We must not let the Zero Covid camp nor the general pro-Lockdown camp from ever memory-holing their actions. They already memory-holed their opposition to even recognising the danger that was growing in China in Dec-19 (that many of us more savvy internet users were well aware of). I doubt many that should be publicly charged or rebuked over this whole affair ever will be of course.
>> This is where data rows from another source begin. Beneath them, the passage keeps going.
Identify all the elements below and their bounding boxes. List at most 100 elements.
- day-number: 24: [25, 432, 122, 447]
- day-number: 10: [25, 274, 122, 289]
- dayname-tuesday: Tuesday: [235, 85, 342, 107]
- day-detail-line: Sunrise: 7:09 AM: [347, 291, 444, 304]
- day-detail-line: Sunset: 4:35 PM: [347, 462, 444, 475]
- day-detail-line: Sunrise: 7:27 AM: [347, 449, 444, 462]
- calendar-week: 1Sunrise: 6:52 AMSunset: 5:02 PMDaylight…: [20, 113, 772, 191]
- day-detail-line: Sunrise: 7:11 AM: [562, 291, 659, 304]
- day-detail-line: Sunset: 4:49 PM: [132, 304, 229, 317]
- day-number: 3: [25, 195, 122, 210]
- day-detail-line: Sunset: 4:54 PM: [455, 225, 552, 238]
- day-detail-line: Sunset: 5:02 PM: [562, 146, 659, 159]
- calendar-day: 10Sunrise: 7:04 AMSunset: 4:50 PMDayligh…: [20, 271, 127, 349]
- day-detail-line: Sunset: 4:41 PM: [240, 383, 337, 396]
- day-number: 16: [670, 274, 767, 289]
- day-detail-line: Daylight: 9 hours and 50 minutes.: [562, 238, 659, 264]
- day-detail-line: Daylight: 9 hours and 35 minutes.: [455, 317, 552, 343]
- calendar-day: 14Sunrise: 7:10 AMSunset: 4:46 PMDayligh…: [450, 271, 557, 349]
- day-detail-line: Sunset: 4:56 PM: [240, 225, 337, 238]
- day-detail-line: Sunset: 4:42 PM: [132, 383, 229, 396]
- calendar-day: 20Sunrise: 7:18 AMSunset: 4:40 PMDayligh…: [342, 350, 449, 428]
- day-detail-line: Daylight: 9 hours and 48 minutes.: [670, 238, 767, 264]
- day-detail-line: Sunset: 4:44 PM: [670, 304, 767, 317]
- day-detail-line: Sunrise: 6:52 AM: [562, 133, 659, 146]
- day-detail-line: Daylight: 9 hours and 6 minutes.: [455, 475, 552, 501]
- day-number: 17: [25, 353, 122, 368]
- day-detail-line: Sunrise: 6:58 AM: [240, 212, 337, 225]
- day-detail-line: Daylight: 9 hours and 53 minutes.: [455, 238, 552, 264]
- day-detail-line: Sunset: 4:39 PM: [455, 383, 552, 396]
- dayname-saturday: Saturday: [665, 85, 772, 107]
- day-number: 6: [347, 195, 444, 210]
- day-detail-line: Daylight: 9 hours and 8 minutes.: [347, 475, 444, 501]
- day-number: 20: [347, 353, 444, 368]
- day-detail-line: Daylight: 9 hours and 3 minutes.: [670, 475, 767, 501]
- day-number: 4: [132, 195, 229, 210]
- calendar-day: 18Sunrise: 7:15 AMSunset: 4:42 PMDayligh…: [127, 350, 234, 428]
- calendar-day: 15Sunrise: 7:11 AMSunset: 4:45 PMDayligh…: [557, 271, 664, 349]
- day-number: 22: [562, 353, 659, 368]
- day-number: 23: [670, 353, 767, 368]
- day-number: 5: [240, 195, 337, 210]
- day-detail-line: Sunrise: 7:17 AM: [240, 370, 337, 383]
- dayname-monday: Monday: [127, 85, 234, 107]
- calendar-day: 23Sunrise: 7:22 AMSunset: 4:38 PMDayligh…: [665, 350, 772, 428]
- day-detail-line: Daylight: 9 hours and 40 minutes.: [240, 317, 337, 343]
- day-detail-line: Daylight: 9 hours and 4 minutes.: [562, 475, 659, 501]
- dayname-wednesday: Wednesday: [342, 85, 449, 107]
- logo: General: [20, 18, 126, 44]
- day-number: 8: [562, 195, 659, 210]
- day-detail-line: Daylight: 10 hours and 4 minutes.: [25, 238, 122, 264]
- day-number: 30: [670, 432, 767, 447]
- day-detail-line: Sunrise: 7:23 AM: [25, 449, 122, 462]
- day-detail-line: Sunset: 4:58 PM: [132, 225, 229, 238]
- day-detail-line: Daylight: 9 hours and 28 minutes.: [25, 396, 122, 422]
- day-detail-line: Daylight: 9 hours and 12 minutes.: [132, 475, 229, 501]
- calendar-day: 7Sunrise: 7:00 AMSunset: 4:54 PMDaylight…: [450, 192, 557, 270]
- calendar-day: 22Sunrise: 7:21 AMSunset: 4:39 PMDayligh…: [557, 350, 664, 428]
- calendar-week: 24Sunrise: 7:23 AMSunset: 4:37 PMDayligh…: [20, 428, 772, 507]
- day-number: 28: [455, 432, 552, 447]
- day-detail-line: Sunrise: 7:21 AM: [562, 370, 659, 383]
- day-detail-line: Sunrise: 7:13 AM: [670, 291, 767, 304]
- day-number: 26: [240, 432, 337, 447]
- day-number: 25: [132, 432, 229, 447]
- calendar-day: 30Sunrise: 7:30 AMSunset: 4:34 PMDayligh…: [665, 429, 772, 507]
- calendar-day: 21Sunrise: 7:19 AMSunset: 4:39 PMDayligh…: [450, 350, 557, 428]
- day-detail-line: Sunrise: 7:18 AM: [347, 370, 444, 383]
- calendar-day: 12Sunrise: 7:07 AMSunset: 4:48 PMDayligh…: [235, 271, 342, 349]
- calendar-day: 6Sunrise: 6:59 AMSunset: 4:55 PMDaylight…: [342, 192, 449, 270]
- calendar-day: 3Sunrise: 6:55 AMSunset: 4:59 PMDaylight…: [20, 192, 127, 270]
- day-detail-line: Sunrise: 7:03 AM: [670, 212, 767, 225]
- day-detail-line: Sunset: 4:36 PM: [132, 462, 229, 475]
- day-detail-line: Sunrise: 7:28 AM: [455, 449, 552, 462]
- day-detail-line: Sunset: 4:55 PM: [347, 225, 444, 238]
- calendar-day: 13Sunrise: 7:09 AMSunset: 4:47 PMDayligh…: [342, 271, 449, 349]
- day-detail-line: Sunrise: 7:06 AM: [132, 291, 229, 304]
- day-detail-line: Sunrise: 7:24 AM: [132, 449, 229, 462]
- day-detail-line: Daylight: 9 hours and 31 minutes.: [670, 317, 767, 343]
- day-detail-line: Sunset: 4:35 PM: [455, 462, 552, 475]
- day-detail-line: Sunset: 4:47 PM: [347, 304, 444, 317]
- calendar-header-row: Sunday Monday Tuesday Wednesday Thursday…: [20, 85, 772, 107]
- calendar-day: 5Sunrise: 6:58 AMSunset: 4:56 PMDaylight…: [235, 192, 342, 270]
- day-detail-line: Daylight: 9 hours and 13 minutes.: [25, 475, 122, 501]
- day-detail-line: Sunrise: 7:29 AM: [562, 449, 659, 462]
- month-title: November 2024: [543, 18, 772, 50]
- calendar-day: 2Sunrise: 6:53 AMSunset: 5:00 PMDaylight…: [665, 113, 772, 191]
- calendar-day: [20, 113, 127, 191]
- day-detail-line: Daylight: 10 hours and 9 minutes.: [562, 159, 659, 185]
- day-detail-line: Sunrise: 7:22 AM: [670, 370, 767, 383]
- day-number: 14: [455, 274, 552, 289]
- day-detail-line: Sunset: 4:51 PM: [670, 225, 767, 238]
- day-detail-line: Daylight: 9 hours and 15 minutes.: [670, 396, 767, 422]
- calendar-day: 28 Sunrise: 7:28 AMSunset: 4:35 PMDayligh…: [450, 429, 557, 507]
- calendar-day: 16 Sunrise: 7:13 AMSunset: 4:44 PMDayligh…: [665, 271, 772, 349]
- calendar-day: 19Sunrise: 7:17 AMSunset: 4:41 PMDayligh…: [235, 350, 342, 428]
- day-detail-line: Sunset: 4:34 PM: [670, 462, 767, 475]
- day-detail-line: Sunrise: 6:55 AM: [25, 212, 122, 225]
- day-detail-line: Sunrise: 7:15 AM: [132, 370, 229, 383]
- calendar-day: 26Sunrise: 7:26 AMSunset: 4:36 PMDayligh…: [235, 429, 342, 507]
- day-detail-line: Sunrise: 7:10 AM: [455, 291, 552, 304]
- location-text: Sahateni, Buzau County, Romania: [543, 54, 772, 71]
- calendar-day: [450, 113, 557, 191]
Last edited 2 years ago by Sean Meister
Jeff Carr
Jeff Carr
2 years ago

Thank you, Toby, for reminding us of Devi Sridar’s statements during the pandemic. You would never have gleaned that from her Guardian piece. Let us not forget she was an adviser for the SNP the severest of lockdown advocates.

Roger Tilbury
Roger Tilbury
2 years ago

And never forget that the decisions were driven by MODELS. Just like that other Net Zero obsession, Global Warming.

Alex Stonor
Alex Stonor
2 years ago

Last weekend, in a local mall, I entered a zero covid world; something of a South Pacific Island (soldier, 20 yrs after the war has ended, cut off from the world in which he no longer needs to fight) in the post-pandemic ‘liberty’ of maskless commerce. Needing the services of an optician, I walked directly into one, let’s call it the SS of High Street ophthalmic outlets. I was stopped by the young man on the door, insisting that I put a mask on. I shrugged his concerns and pressed on, deeper into the shop front with it racks of sparkly specs. I noticed that two other shop floor technicians were panicking and I heard one yelp and rush off to find the manager. He arrived and was adamant that I must wear a mask to enter the shop or leave the premises and visit another store of the same brand nearby. He was categorical, aggressive and intimidating, standing way too close without all the covid; blow the 2ms.
I stood my grounds, mentioned my rights and the appropriate law & guidelines but he was having none of it.
It was the most hostile mask-compliant-insistent person I’ve come across since the first mandate. Covid is far from over. Thank goodness the massage chairs weren’t to far away

R Wright
R Wright
2 years ago

I will never forgive the state and its acolytes for viciously foisting this onto people. I will never forgive it and I will never forget it, even as we move onto the next episode in the ongoing State if Exception.

Fran Martinez
Fran Martinez
2 years ago

Excellent article! . We must not forget.